In one of the examples of the paper that I'm actually blogging about the agent has to catch some types of blocks that are raining down, and avoid others. Here's a picture of what that world looks like:

The agent's world. Credit: the authors.
The agent is the rectangular block on the bottom, and it can move left or right. It looks upwards using the four red triangles. Using these "eyes" it must determine whether the block raining down (diagonally, either left or right) is small or large. It it is small it should catch it,  but if it is large it should avoid it. The problem is, the agent's vision is poor: it has a big blind spot between the sensors, so a small and a large block may look exactly the same, unless you move around, that is. That is why this classic task is called "active categorical perception": in order to perceive and classify the shape (which you do by either catching or avoiding), you have to move actively.

This is a difficult problem for the agent, as it takes a little while to determine what the object even is. Once you know what it is, you have to plan your move in such a way that the object will touch you (if it is small) or not touch you (if it is large). This means that you have to predict where it is going to land, and make your moves accordingly. And all that before the brick has hit the floor. You do need memory to pull this off, as without it you will not be able to determine the trajectory.
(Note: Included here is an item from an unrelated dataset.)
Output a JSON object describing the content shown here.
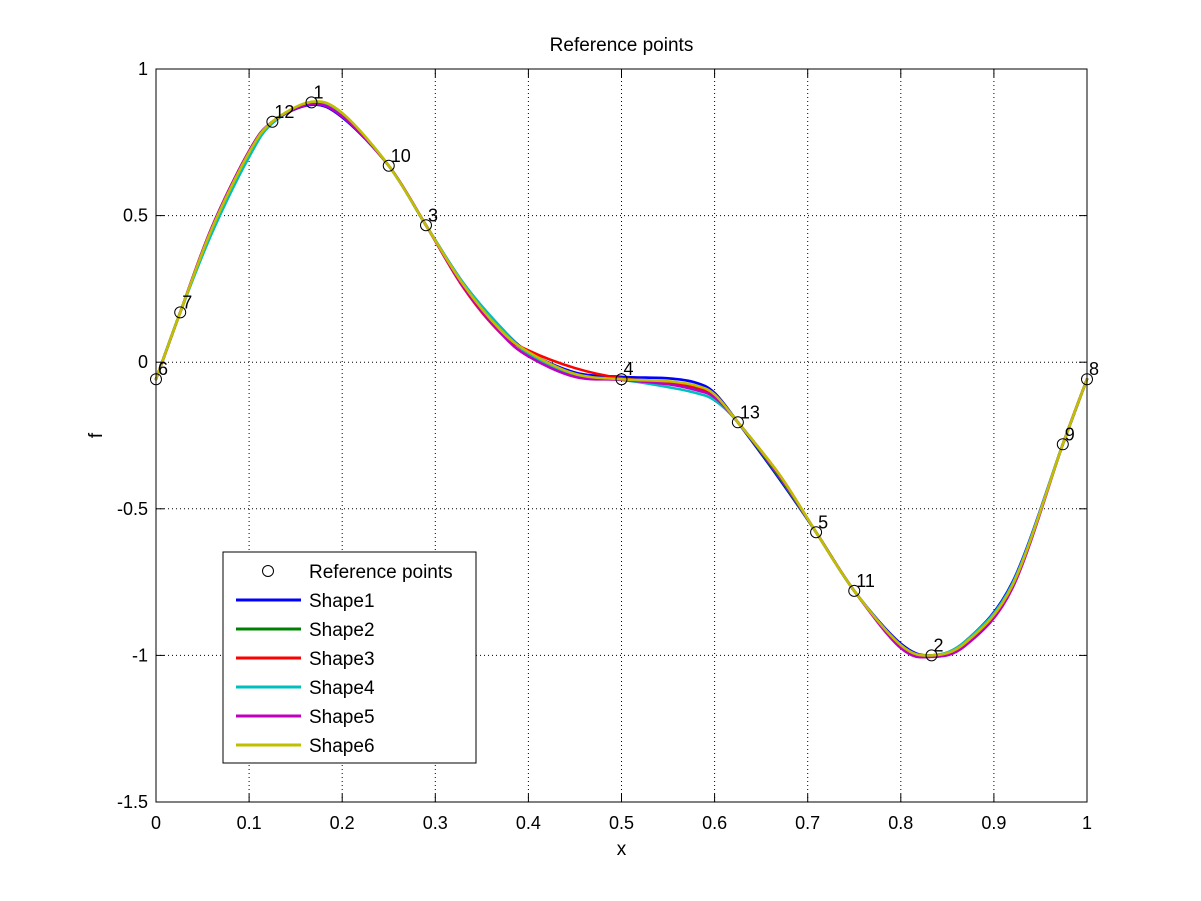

We have previously shown that you can evolve brains that can do this task perfectly. But this does not mean that every evolutionary trajectory reaches that point. Quite to the contrary: most of the time you get stuck at these intermediate peaks of decent,  but not perfect, performance. We looked for ways to increase those odds, and here's what we came up with. What you want to do is reward things other than the actual performance. Things that you think might make a better brain, but that might not, just at this moment, make you better at the block-catching task. We call these things "neuro-correlates": characters that are correlated with good neurological processing in general. It is like selecting for good math ability when the task at hand is survival from being hunted by predators. Being good at math may not save you right then and there (while being fast would), but in the long run, being good at math will be huge because for example you can calculate the odds of any evasion strategy, and thus select the right one. Math could help you in a myriad of ways. Later on, in another hunt.

After all, the problem with the evolutionary algorithm is its short-sightedness: it cannot "see" the far-off peaks. Selecting for traits that you, the investigator, trust are "good for thinking in general" (the neuro-correlates) is like correcting for the short-sightedness of evolution. The mutations that increase the neuro-correlate traits would ordinarily not be rewarded (until they become important later on). By rewarding them early, you may be able to jump start evolution.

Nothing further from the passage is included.